Une vieille femme attaquant sauvagement un homme pour le violer !

 

Séquence "frissons" avec la scène du bain et de la limace violeuse

 

    Si l’on s’attarde également sur le personnage principal, on constate qu’il se trouve être l’un des êtres des plus agressifs, pas forcément sympathique, et qui résiste aux tentatives de séduction de son infirmière (tentative de séduction tout à fait honorable et non pas conduite sous l’effet de l’envie sexuelle paroxystique) soit un individu abrupt. Or c’est lui qui tuera avec force et violence, bien entendu en légitime défense, mais sans aucun état d'âme. Personnage très intéressant finalement car dénué d’héroïsme véritable, combattant uniquement pour sa survie… sexuelle. Et évidemment son libre-arbitre.

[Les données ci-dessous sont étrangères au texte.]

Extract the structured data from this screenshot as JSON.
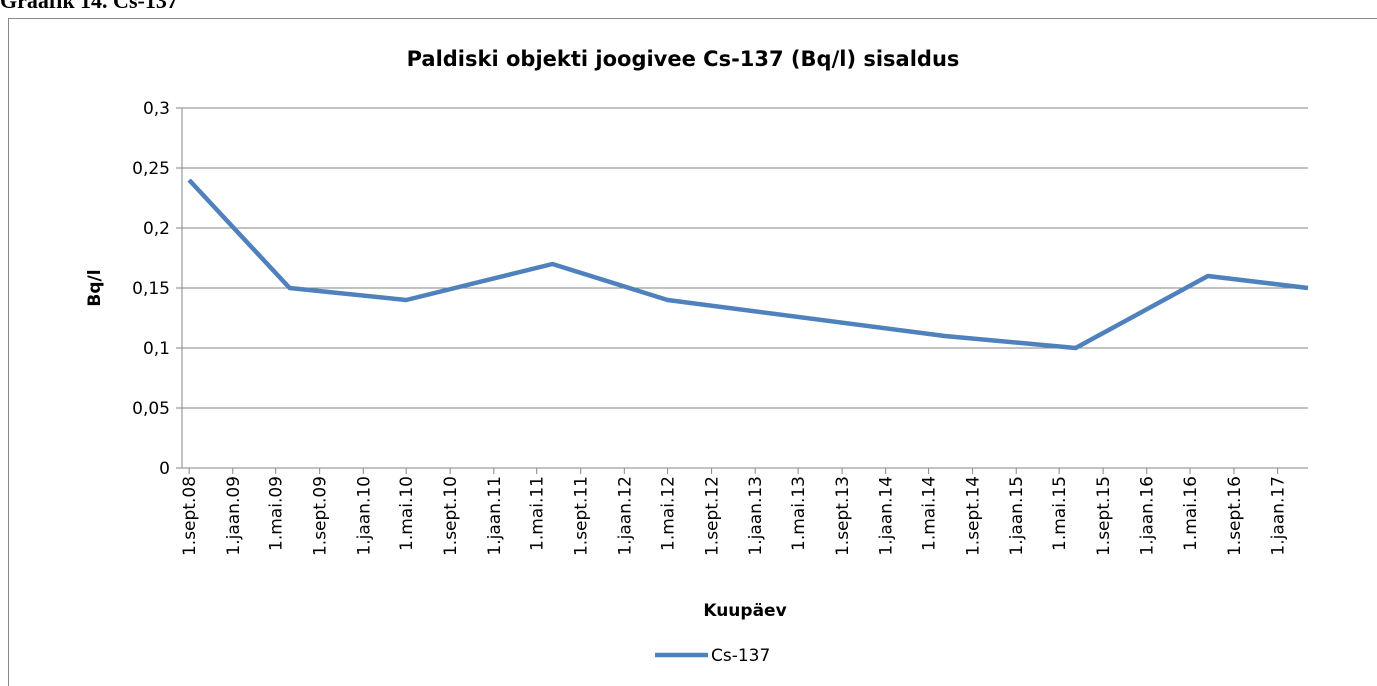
{
  "caption": "Graafik 14. Cs-137",
  "chart_data": {
    "type": "line",
    "title": "Paldiski objekti joogivee Cs-137 (Bq/l) sisaldus",
    "x_label": "Kuupäev",
    "y_label": "Bq/l",
    "x": [
      "2008-09-01",
      "2009-06-09",
      "2010-05-01",
      "2011-06-14",
      "2012-05-01",
      "2014-06-15",
      "2015-06-16",
      "2016-06-20",
      "2017-03-27"
    ],
    "series": [
      {
        "name": "Cs-137",
        "color": "#4f81bd",
        "values": [
          0.24,
          0.15,
          0.14,
          0.17,
          0.14,
          0.11,
          0.1,
          0.16,
          0.15
        ]
      }
    ],
    "xlim": [
      "2008-08-12",
      "2017-03-27"
    ],
    "xticks": [
      {
        "value": "2008-09-01",
        "label": "1.sept.08"
      },
      {
        "value": "2009-01-01",
        "label": "1.jaan.09"
      },
      {
        "value": "2009-05-01",
        "label": "1.mai.09"
      },
      {
        "value": "2009-09-01",
        "label": "1.sept.09"
      },
      {
        "value": "2010-01-01",
        "label": "1.jaan.10"
      },
      {
        "value": "2010-05-01",
        "label": "1.mai.10"
      },
      {
        "value": "2010-09-01",
        "label": "1.sept.10"
      },
      {
        "value": "2011-01-01",
        "label": "1.jaan.11"
      },
      {
        "value": "2011-05-01",
        "label": "1.mai.11"
      },
      {
        "value": "2011-09-01",
        "label": "1.sept.11"
      },
      {
        "value": "2012-01-01",
        "label": "1.jaan.12"
      },
      {
        "value": "2012-05-01",
        "label": "1.mai.12"
      },
      {
        "value": "2012-09-01",
        "label": "1.sept.12"
      },
      {
        "value": "2013-01-01",
        "label": "1.jaan.13"
      },
      {
        "value": "2013-05-01",
        "label": "1.mai.13"
      },
      {
        "value": "2013-09-01",
        "label": "1.sept.13"
      },
      {
        "value": "2014-01-01",
        "label": "1.jaan.14"
      },
      {
        "value": "2014-05-01",
        "label": "1.mai.14"
      },
      {
        "value": "2014-09-01",
        "label": "1.sept.14"
      },
      {
        "value": "2015-01-01",
        "label": "1.jaan.15"
      },
      {
        "value": "2015-05-01",
        "label": "1.mai.15"
      },
      {
        "value": "2015-09-01",
        "label": "1.sept.15"
      },
      {
        "value": "2016-01-01",
        "label": "1.jaan.16"
      },
      {
        "value": "2016-05-01",
        "label": "1.mai.16"
      },
      {
        "value": "2016-09-01",
        "label": "1.sept.16"
      },
      {
        "value": "2017-01-01",
        "label": "1.jaan.17"
      }
    ],
    "ylim": [
      0,
      0.3
    ],
    "yticks": [
      0,
      {
        "value": 0.05,
        "label": "0,05"
      },
      {
        "value": 0.1,
        "label": "0,1"
      },
      {
        "value": 0.15,
        "label": "0,15"
      },
      {
        "value": 0.2,
        "label": "0,2"
      },
      {
        "value": 0.25,
        "label": "0,25"
      },
      {
        "value": 0.3,
        "label": "0,3"
      }
    ],
    "grid": true,
    "legend": "bottom"
  }
}
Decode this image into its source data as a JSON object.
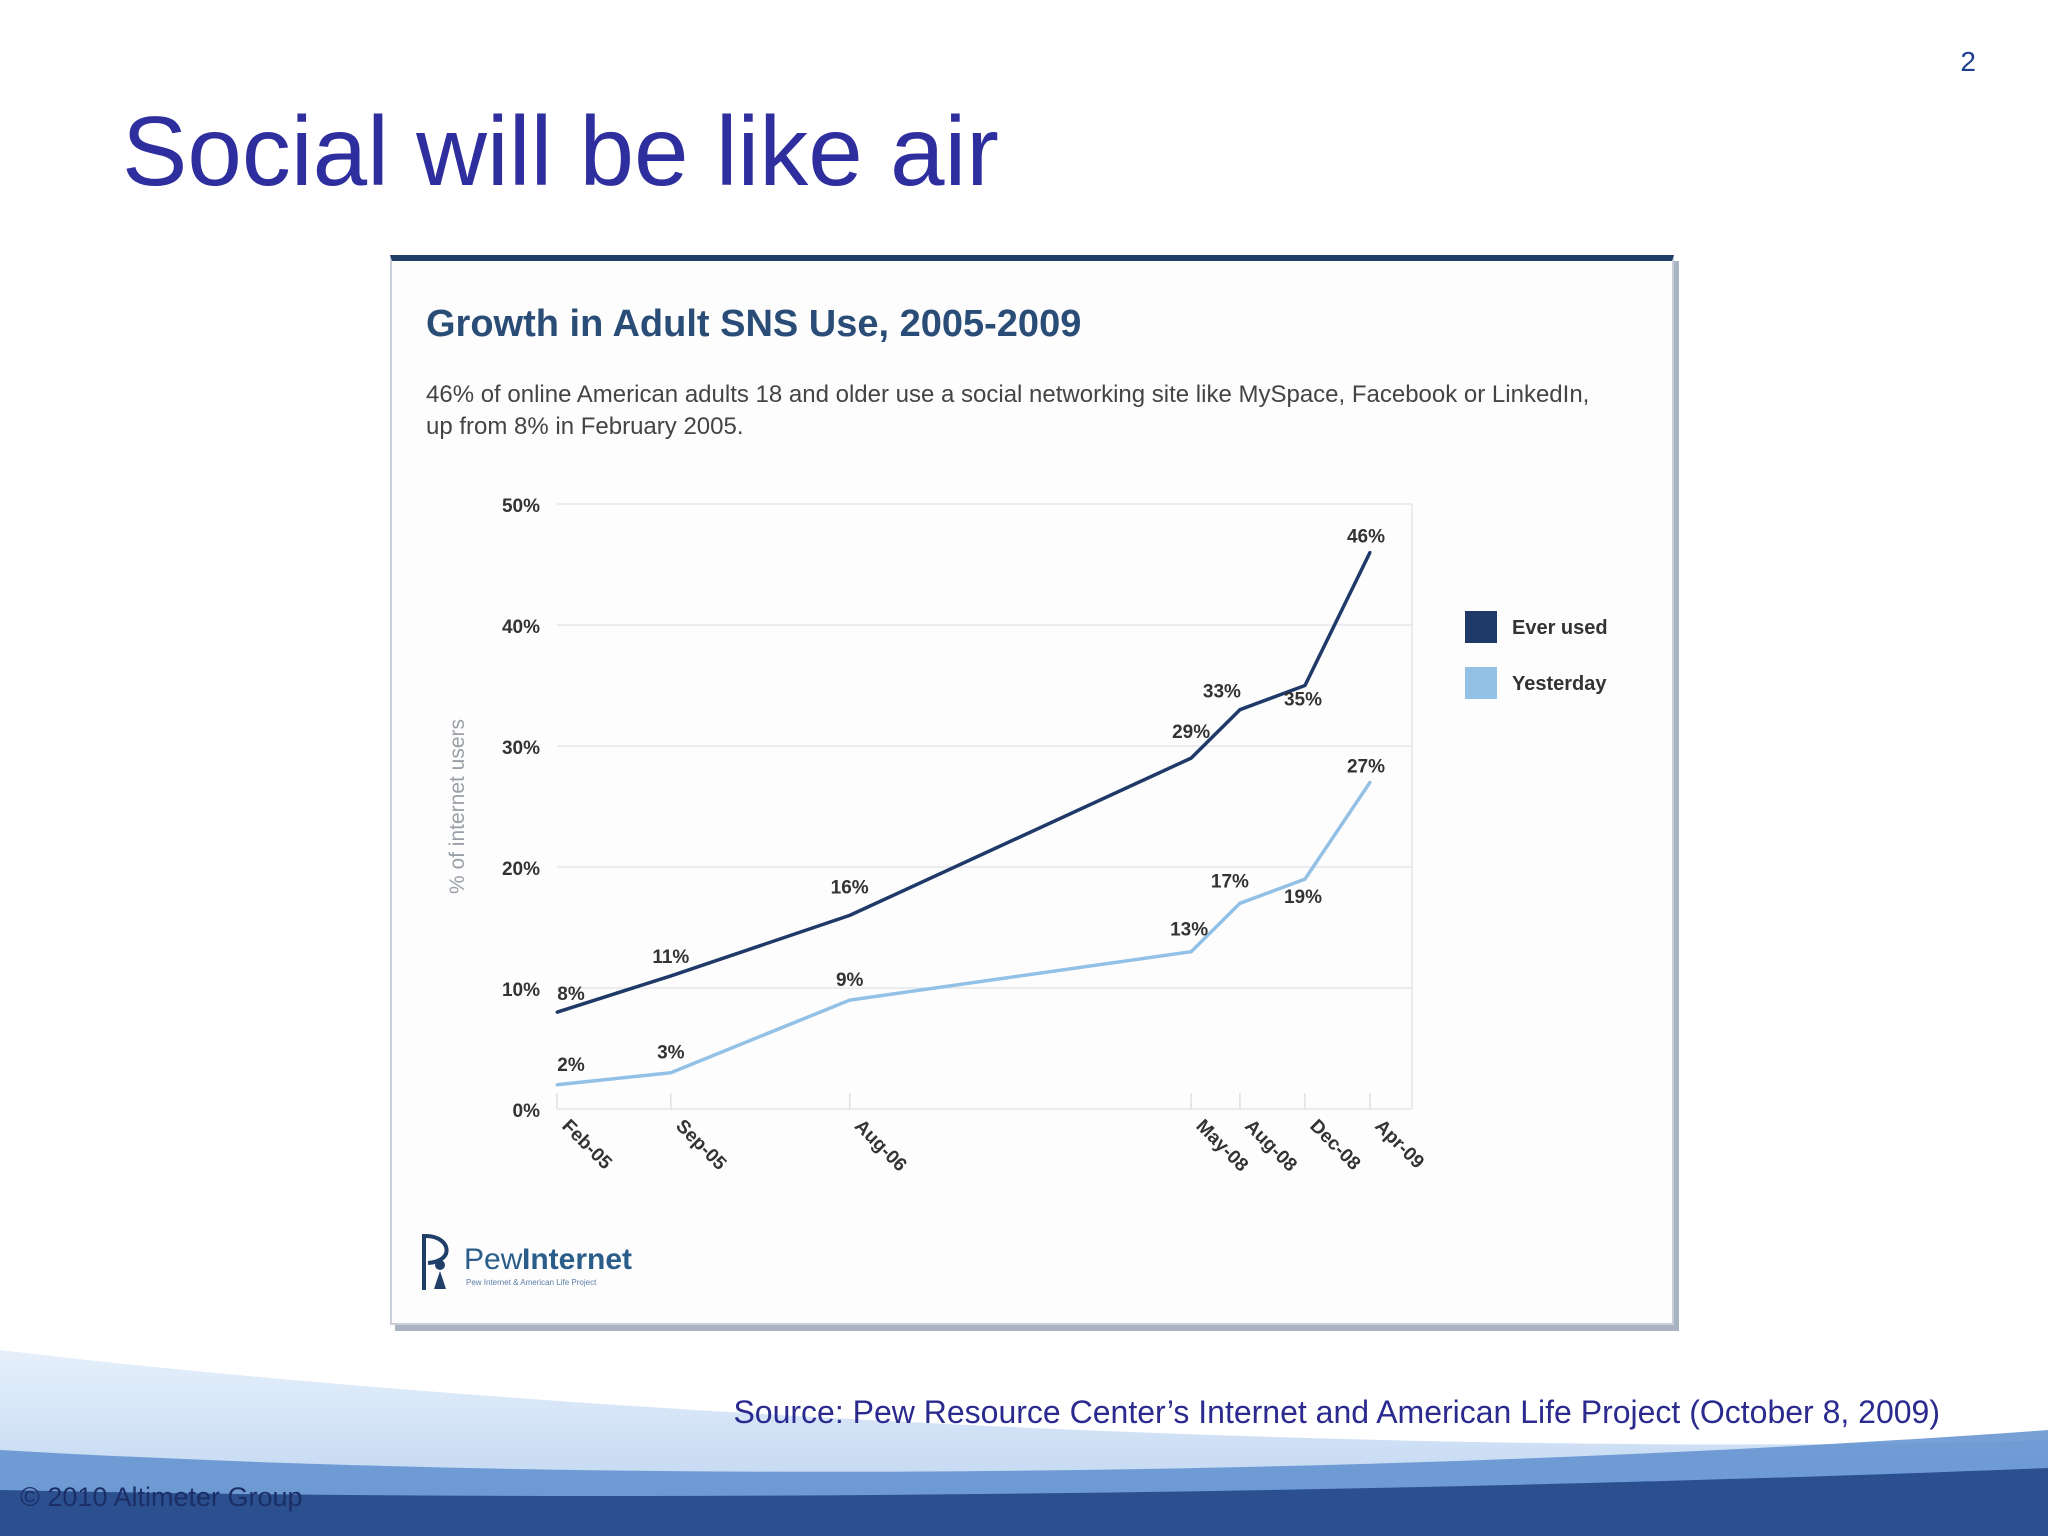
{
  "slide": {
    "page_number": "2",
    "title": "Social will be like air",
    "source": "Source: Pew Resource Center’s Internet and American Life Project (October 8, 2009)",
    "copyright": "© 2010 Altimeter Group"
  },
  "logo": {
    "name": "Pew",
    "name_bold": "Internet",
    "tagline": "Pew Internet & American Life Project"
  },
  "colors": {
    "title": "#2e2e9e",
    "ever_used": "#1f3a68",
    "yesterday": "#93c1e6",
    "chart_title": "#2a4d78"
  },
  "chart_data": {
    "type": "line",
    "title": "Growth in Adult SNS Use, 2005-2009",
    "subtitle": "46% of online American adults 18 and older use a social networking site like MySpace, Facebook or LinkedIn, up from 8% in February 2005.",
    "ylabel": "% of internet users",
    "xlabel": "",
    "ylim": [
      0,
      50
    ],
    "yticks": [
      "0%",
      "10%",
      "20%",
      "30%",
      "40%",
      "50%"
    ],
    "x": [
      "2005-02",
      "2005-09",
      "2006-08",
      "2008-05",
      "2008-08",
      "2008-12",
      "2009-04"
    ],
    "categories": [
      "Feb-05",
      "Sep-05",
      "Aug-06",
      "May-08",
      "Aug-08",
      "Dec-08",
      "Apr-09"
    ],
    "series": [
      {
        "name": "Ever used",
        "values": [
          8,
          11,
          16,
          29,
          33,
          35,
          46
        ],
        "labels": [
          "8%",
          "11%",
          "16%",
          "29%",
          "33%",
          "35%",
          "46%"
        ]
      },
      {
        "name": "Yesterday",
        "values": [
          2,
          3,
          9,
          13,
          17,
          19,
          27
        ],
        "labels": [
          "2%",
          "3%",
          "9%",
          "13%",
          "17%",
          "19%",
          "27%"
        ]
      }
    ],
    "grid": true,
    "legend": "right"
  }
}
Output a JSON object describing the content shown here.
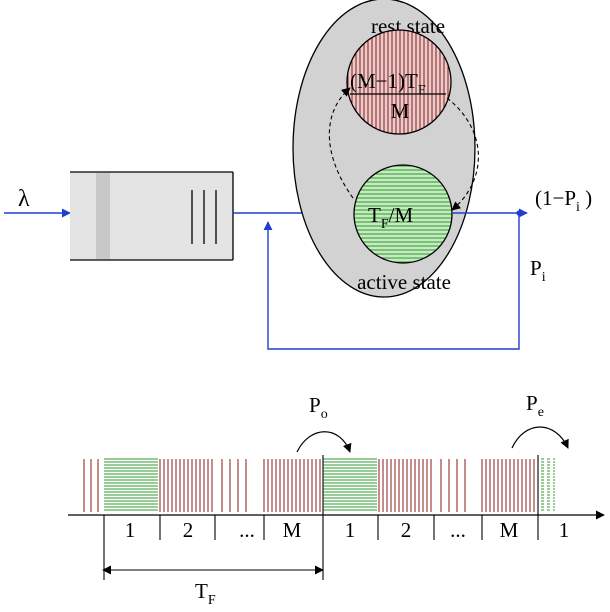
{
  "colors": {
    "flow": "#1f3fd0",
    "ellipse_fill": "#d2d2d2",
    "queue_fill": "#e4e4e4",
    "queue_band": "#c8c8c8",
    "rest_hatch": "#8b1a1a",
    "active_hatch": "#2e9a2e",
    "rest_bg": "#e9cccc",
    "active_bg": "#c7ebc1",
    "line": "#000000"
  },
  "labels": {
    "lambda": "λ",
    "rest_state": "rest state",
    "active_state": "active state",
    "rest_numerator": "(M−1)T",
    "rest_numerator_sub": "F",
    "rest_denominator": "M",
    "active_main": "T",
    "active_sub": "F",
    "active_rest": "/M",
    "output_prefix": "(1−P",
    "output_sub": "i",
    "output_suffix": " )",
    "feedback_main": "P",
    "feedback_sub": "i",
    "po_main": "P",
    "po_sub": "o",
    "pe_main": "P",
    "pe_sub": "e",
    "tf_main": "T",
    "tf_sub": "F"
  },
  "timeline": {
    "slots": [
      "1",
      "2",
      "...",
      "M",
      "1",
      "2",
      "...",
      "M",
      "1"
    ]
  },
  "icons": {
    "flow_arrow": "arrowhead",
    "state_transition": "dashed-curved-arrow",
    "probability_jump": "curved-arrow"
  }
}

Le héros, dépassé par les évênements

    Petite incohérence toutefois : l’un des principaux protagonistes se trouve très malade, luttant contre le parasite pendant longtemps (Tardieux), tandis que pour d’autres l’effet est immédiat, ils deviennent insatiables de suite.

    Enfin, l’image sur le dvd est irréprochable compte tenu de l'ancienneté du film et bonne nouvelle, le son d’origine (mono) a été conservé. Du pur underground pour un film qui ne mérite pas une appellation mineure (dans le sens péjoratif du terme).

    Cronenberg se révèle être un cinéaste provocant. Mais très intelligent. Passionnant.